Body, from Dan Berk and Robert Olsen, is an odd, hilarious, and vaguely worrying film about a group of girls who fake a rape in order to clear themselves of an accidental murder.
After the audio of a 911 call, Body zips back to a Christmas-coated suburban home, building a lovable family dynamic out of half-lame totally-sincere performances. Three teen girls, Holly (Helen Rogers), Cali (Alexandra Turshen), and Mel (Lauren Molina) relax with one of the girls’ little brothers, bored with festivity and looking for some fun.
The set-up promises so much more. We learn early on that Holly’s dad is in big-league politics, so there’s a possibility of kidnap, a kind of You’re Next on a cuter scale. But no. Instead this group of hapless gals makes their way to a mansion, under false pretence, for a night of free booze and partying. But things go wrong, the girls realise they have been tricked by bad girl Cali, who used to babysit for the family who really live in the house, and a neighbour (Larry Fessenden – Your Next, Habit) comes to catch them. Only he falls down the stairs, dies, and leaves the girls with a tricky problem.

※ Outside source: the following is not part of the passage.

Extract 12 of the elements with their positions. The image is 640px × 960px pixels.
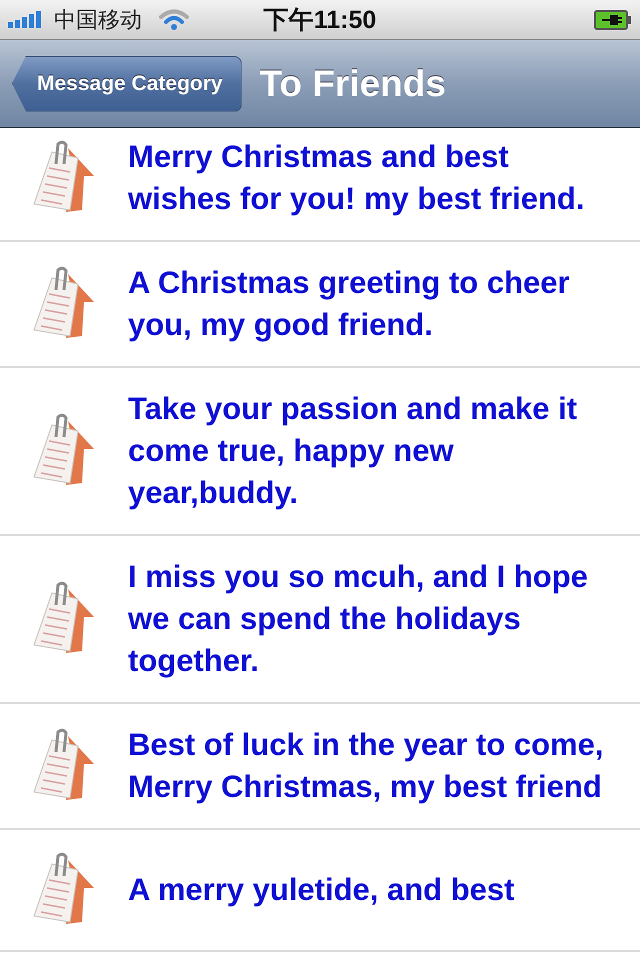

Early on, Holly invites her boyfriend to the house, and the whole film is spent waiting for him to walk in on this escalating mess. It’s one of the few things that had me excited in the film: the prospect that these girls might just start killing anyone who stumbles on their transgressions, but no. Rather than embracing the ludicrous nature of the events Berk and Olsen take themselves too seriously. Like, ridiculously so.
For instance, once the girls have made the decision to blame the man for rape, in order to dodge jail time, they go all-out. A particularly nasty scene has Holly planting his fingerprints on her body. Of course, Fessenden wakes up whilst Rogers is rubbing his supposedly dead hands on her womanhood and the problem gets worse. The girls crowd around a phone and start wheezing and crying, setting each other off for a convincing 911 call, the same one we heard in the opening, and in the right hands it might have worked. Instead its cringey and ridiculous, what should have been part of a farce.
The message of the film is vaguely uncomfortable, as is any case where men write scripts about women faking rape. And its not really got much to say on the subject either. Luckily the run-time is sitting tight at 75mins so it doesn’t get as tiresome as it could.